A lista de personagens interpretados por Betty nos desenhos abrangia cantoras, dançarinas, atrizes, artistas de circo e modelos. Uma galeria atraente aos homens. Esses tentavam espiar Betty trocando de roupa, passavam o braço pela cintura dela e até partiam para o assédio explícito.
Ela atiçava os rapazes, com piscadelas insinuantes e danças sensuais, mas lutava contra pretendentes indesejados. Dois desenhos de 1932 são exemplos. Em um deles, ela trabalha num circo e tem de afastar o patrão que apalpa suas pernas. No outro, precisa fugir de um homem que chega a amarrá-la na cama e dizer: “Eu vou ter você!”. Sim, não são cenas infantis. Em outro curta, Betty vai ao inferno e acaba tirando o Diabo para dançar. A coreografia, claro, não tem nada de infantil.
Sensualidade tentou dar lugar à versão bela, recatada e do lar
A exibição dos curtas de Betty Boop nas matinês foi um incômodo para muitos pais. Além da sensualidade, as várias músicas cantadas pelas atrizes que dublaram Betty não faziam sentido algum para os meninos.
Seus desenhos que realmente valem a pena foram produzidos entre 1930 e o início de 1934. Foi então que o órgão conservador Legião Nacional da Decência levou o governo americano a aprovar o Código de Produção, lista de diretrizes que, em sua maior parte, impôs a Hollywood restrições a insinuações sexuais.
Não é exagero dizer que a verdadeira e revolucionária Betty Boop morreu com a adoção do código. Sem poder recorrer sequer a uma piscadela da heroína a um pretendente, os roteiristas não souberam mais o que fazer. Além de usar roupas mais recatadas, ela chegou a ser relegada ao papel de dona de casa solteirona.
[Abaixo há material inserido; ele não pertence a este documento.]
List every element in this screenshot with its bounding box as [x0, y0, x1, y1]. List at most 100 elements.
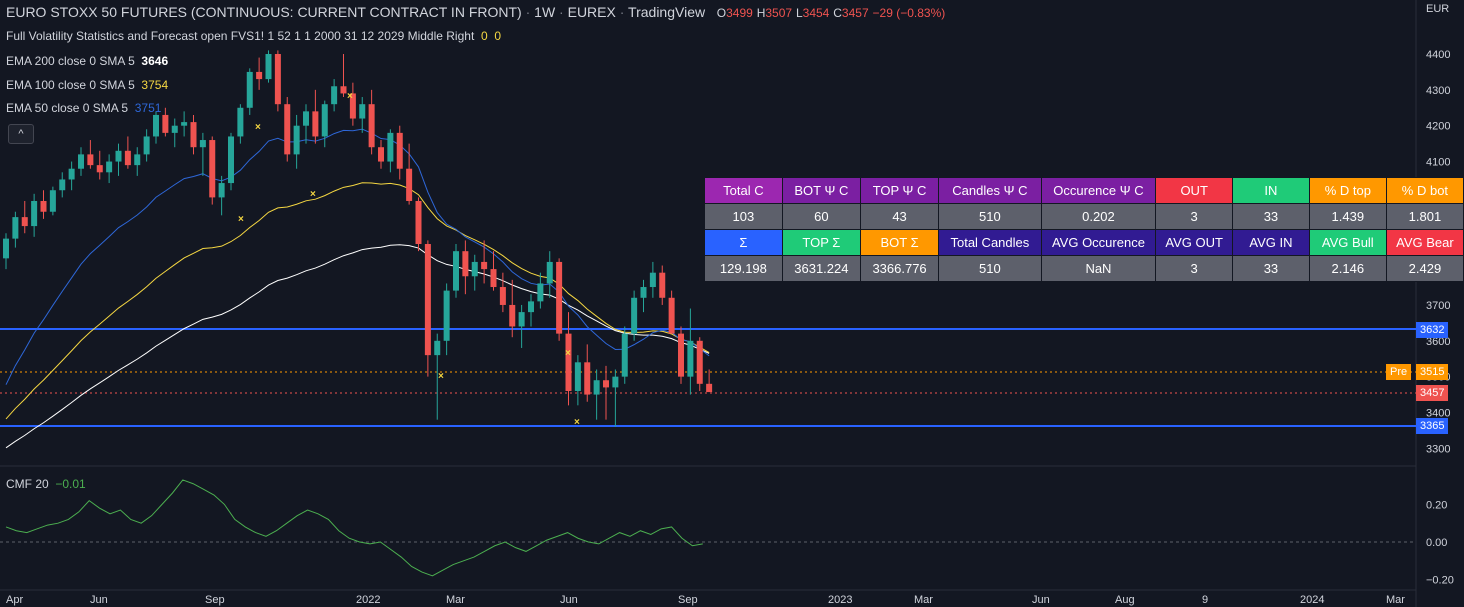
candle-body [12, 217, 19, 239]
candle-body [359, 104, 366, 119]
stats-value-cell: 2.146 [1308, 255, 1387, 282]
time-tick: Jun [560, 594, 578, 606]
level-high-tag: 3632 [1416, 322, 1449, 338]
candle-body [490, 269, 497, 288]
time-axis[interactable]: Apr Jun Sep 2022 Mar Jun Sep 2023 Mar Jun Aug 9 2024… [6, 594, 1405, 606]
time-tick: Sep [678, 594, 698, 606]
candle-body [471, 261, 478, 277]
candle-body [378, 147, 384, 162]
price-tick: 3700 [1426, 300, 1450, 312]
currency-label: EUR [1426, 3, 1450, 15]
candle-body [668, 297, 675, 334]
stats-header-cell: OUT [1155, 177, 1234, 204]
candle-body [631, 297, 638, 334]
ema-lines [5, 128, 710, 449]
pre-market-label: Pre [1386, 364, 1412, 380]
pattern-marker-icon: × [438, 371, 444, 382]
candle-body [443, 290, 450, 341]
candle-body [134, 154, 141, 166]
candle-body [87, 154, 94, 166]
candle-body [59, 179, 66, 191]
candle-body [21, 217, 28, 227]
candle-body [106, 161, 113, 173]
price-tick: 3300 [1426, 443, 1450, 455]
candle-body [387, 132, 394, 162]
candle-body [696, 340, 703, 384]
stats-header-cell: Candles Ψ C [938, 177, 1042, 204]
stats-value-cell: 0.202 [1040, 203, 1157, 230]
candle-body [218, 183, 225, 198]
source-label: TradingView [628, 4, 706, 20]
candle-body [434, 340, 441, 356]
candle-body [199, 140, 206, 148]
time-tick: Mar [914, 594, 933, 606]
candle-body [415, 200, 422, 245]
stats-value-cell: 33 [1232, 203, 1310, 230]
candle-body [640, 287, 647, 298]
candle-body [340, 86, 347, 94]
stats-row: 103 60 43 510 0.202 3 33 1.439 1.801 [704, 203, 1464, 230]
candle-body [246, 71, 253, 108]
candle-body [256, 71, 263, 80]
candle-body [181, 122, 188, 126]
price-tick: 4100 [1426, 157, 1450, 169]
candle-body [349, 93, 356, 119]
candle-body [78, 154, 84, 169]
pattern-marker-icon: × [347, 91, 353, 102]
stats-value-cell: 1.439 [1308, 203, 1387, 230]
candle-body [190, 122, 197, 148]
candle-body [574, 362, 581, 391]
candle-body [453, 251, 459, 291]
stats-value-cell: 3366.776 [859, 255, 940, 282]
candle-body [621, 333, 628, 377]
candle-body [209, 140, 216, 198]
candle-body [678, 333, 684, 377]
stats-header-cell: % D bot [1385, 177, 1464, 204]
candle-body [153, 114, 159, 137]
ema50-legend[interactable]: EMA 50 close 0 SMA 5 3751 [6, 101, 162, 115]
pattern-marker-icon: × [565, 348, 571, 359]
ema200-legend[interactable]: EMA 200 close 0 SMA 5 3646 [6, 54, 169, 68]
candle-body [368, 104, 375, 148]
candle-body [706, 383, 713, 393]
ohlc-high: 3507 [765, 6, 793, 20]
collapse-legend-button[interactable]: ^ [8, 124, 34, 144]
stats-header-cell: TOP Σ [781, 229, 861, 256]
price-tick: 4300 [1426, 85, 1450, 97]
level-low-tag: 3365 [1416, 418, 1449, 434]
price-tick: 3400 [1426, 408, 1450, 420]
stats-row: 129.198 3631.224 3366.776 510 NaN 3 33 2.146 2.4… [704, 255, 1464, 282]
time-tick: 2022 [356, 594, 380, 606]
candle-body [584, 362, 591, 395]
candle-body [40, 200, 47, 212]
ohlc-close: 3457 [841, 6, 869, 20]
candle-body [565, 333, 572, 391]
candle-body [396, 132, 403, 169]
time-tick: Jun [1032, 594, 1050, 606]
symbol-title[interactable]: EURO STOXX 50 FUTURES (CONTINUOUS: CURRE… [6, 4, 522, 20]
chart-grid [0, 0, 1417, 607]
cmf-line [5, 479, 703, 577]
candle-body [293, 125, 300, 155]
candle-body [537, 283, 544, 302]
candle-body [509, 304, 516, 327]
ema100-legend[interactable]: EMA 100 close 0 SMA 5 3754 [6, 78, 169, 92]
volatility-stats-table: Total C BOT Ψ C TOP Ψ C Candles Ψ C Occurenc… [704, 177, 1464, 282]
candle-body [68, 168, 75, 180]
stats-value-cell: 3631.224 [781, 255, 861, 282]
fvs-indicator-legend[interactable]: Full Volatility Statistics and Forecast … [6, 29, 501, 43]
candle-body [237, 107, 244, 137]
stats-header-cell: Σ [704, 229, 783, 256]
cmf-legend[interactable]: CMF 20 −0.01 [6, 477, 86, 491]
ema100-line [5, 182, 710, 420]
price-tick: 4200 [1426, 121, 1450, 133]
interval-label[interactable]: 1W [534, 4, 556, 20]
price-axis[interactable]: 4400430042004100400039003800370036003500… [1426, 49, 1454, 587]
cmf-tick: −0.20 [1426, 575, 1454, 587]
candle-body [659, 272, 666, 298]
candle-body [96, 165, 103, 173]
time-tick: Mar [1386, 594, 1405, 606]
stats-header-cell: Total C [704, 177, 783, 204]
time-tick: Sep [205, 594, 225, 606]
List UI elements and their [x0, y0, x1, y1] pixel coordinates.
Com queda de popularidade, as tentativas de recuperar seu prestígio não deram certo. Foram criados coadjuvantes fixos, como Disney tinha feito ao unir Donald e Pateta ao Mickey, mas nenhum deu certo. Assim como fracassou cruzar Betty com outros personagens do Fleischer Studios, como Popeye.
A produção dos curtas foi encerrada em 1939, depois de 110 títulos. As reprises na TV perderam o interesse nos anos 1960, quando os filmes em preto e branco de Betty destoaram dos novos desenhos em cores vivas. Numa estratégia fracassada, esses originais foram colorizados por um estúdio na Coreia do Sul, com resultado desastroso, rejeitado pelas emissoras americanas.
Nos anos 1980, com a ponta em “Roger Rabbit”, a imagem de Betty foi uma aposta certeira dos departamentos de marketing. Os licenciamentos se multiplicaram, e desde então as ações se concentram na figura sexy do começo dos anos 1930: saias curtas, corpete, decotinho e a indefectível liga na coxa. Uma personagem irresistível, mas totalmente desconectada dos desenhos animados clássicos.
Algumas questões judiciais entre estúdios transformaram os direitos autorais dos desenhos de Betty Boop numa grande lambança. Alguns já estão em domínio público, mas a maioria é peça em confrontos jurídicos, inviabilizando relançamento em DVD ou Blu-ray. Projetos de novos filmes e até um musical na Broadway foram divulgados nos últimos anos, sem nada concreto. Resta então o popular ícone nonagenário, uma criação de apelo visual irretocável. Mistura perfeita de ingenuidade infantil e malícia adulta.